Malgré les efforts de Biden pour faire rentrer ses rivaux dans le rang, à la fin du sommet, les commentateurs soulignaient que le départ de Trump n’avait pas réglé les relations américano-européennes ni la profonde crise politique interne aux États-Unis: qui a vu Trump lancer une tentative de coup d’État le 6 janvier pour tenter de s’emparer du Capitole et bloquer la certification de la victoire électorale de Biden.

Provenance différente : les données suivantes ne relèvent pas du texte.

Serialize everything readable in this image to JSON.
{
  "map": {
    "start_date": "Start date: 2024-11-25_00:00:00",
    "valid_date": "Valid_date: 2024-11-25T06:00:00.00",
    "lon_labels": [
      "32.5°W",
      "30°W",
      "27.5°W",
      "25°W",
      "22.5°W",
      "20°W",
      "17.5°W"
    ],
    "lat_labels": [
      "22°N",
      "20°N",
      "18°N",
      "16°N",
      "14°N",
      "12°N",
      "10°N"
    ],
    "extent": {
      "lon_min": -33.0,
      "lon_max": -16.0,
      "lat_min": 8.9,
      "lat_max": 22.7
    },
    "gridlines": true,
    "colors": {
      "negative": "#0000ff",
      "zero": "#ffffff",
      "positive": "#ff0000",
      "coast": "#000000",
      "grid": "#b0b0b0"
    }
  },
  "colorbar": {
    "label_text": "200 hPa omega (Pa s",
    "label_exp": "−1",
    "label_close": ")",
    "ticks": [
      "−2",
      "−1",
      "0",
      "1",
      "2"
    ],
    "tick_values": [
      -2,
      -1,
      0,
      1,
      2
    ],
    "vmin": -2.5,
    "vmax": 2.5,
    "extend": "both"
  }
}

Plusieurs ont fait remarquer que Biden aura 82 ans s’il se présente aux prochaines élections de 2024, atteignant ainsi rapidement la fin de sa carrière politique. L’ancien ambassadeur de l’UE à Washington, David O’Sullivan, a demandé: «Est-ce un interrègne entre Trump 1.0 et Trump 2.0? Personne ne le sait. (…) Je pense que la plupart des gens sont d’avis que nous devrions saisir l’opportunité avec ce gouvernement pour renforcer la relation [du G7]. On peut espérer que cela puisse survivre au-delà des élections de mi-mandat et de 2024».

La question fondamentale posée par le sommet du G7 est la suivante: comment lutter contre le danger croissant de guerre, la menace de pandémie et la catastrophe sociale croissante auxquels l’humanité est confrontée?

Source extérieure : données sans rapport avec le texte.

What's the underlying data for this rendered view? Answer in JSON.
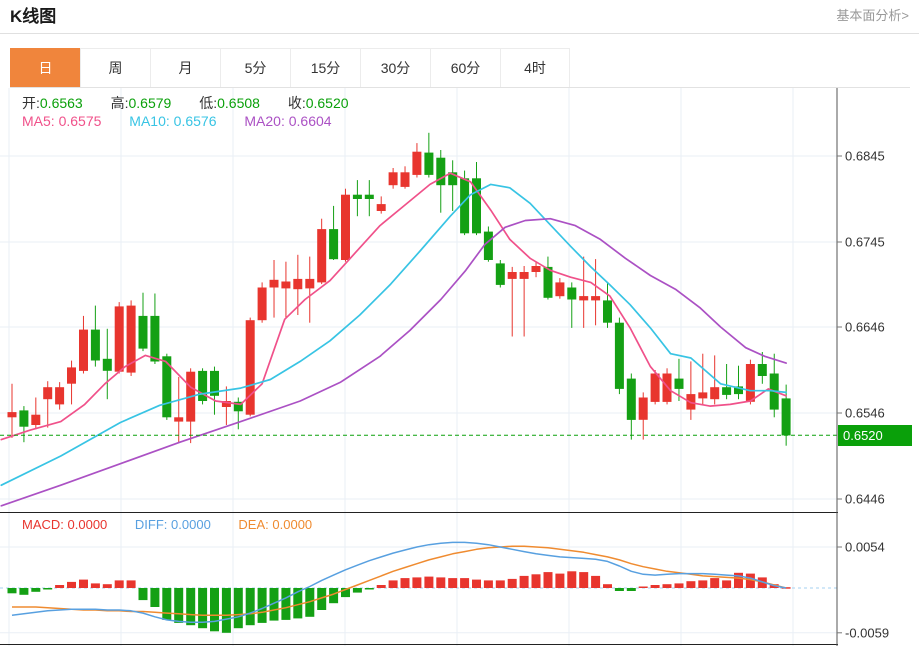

Au cours des dernières décennies, les mêmes forces qui poussent les puissances impérialistes au conflit et à la guerre créent les conditions pour que l’opposition de la classe ouvrière se développe.

Analysant la «Mondialisation du capitalisme et le nouvel essor de la classe ouvrière» dans une perspective du WSWS du 7 juin, David North a noté: «Dans l’histoire, le châtiment existe. Pour tous les crimes commis par le capitalisme contre la classe ouvrière au cours des 40 dernières années, la classe dirigeante, alors qu’elle attaquait la classe ouvrière et s’enrichissait considérablement a supervisé une vaste expansion et intégration du système de production capitaliste. Le résultat le plus significatif et le plus révolutionnaire de ce processus – poussé par les avancées stupéfiantes de la science et de la technologie – est la croissance massive de la classe ouvrière mondiale».

Cette gigantesque force sociale doit maintenant être mobilisée par la construction du Comité international de la Quatrième Internationale, sur la base d’une perspective socialiste révolutionnaire contre la réaction sociale, le militarisme et la guerre.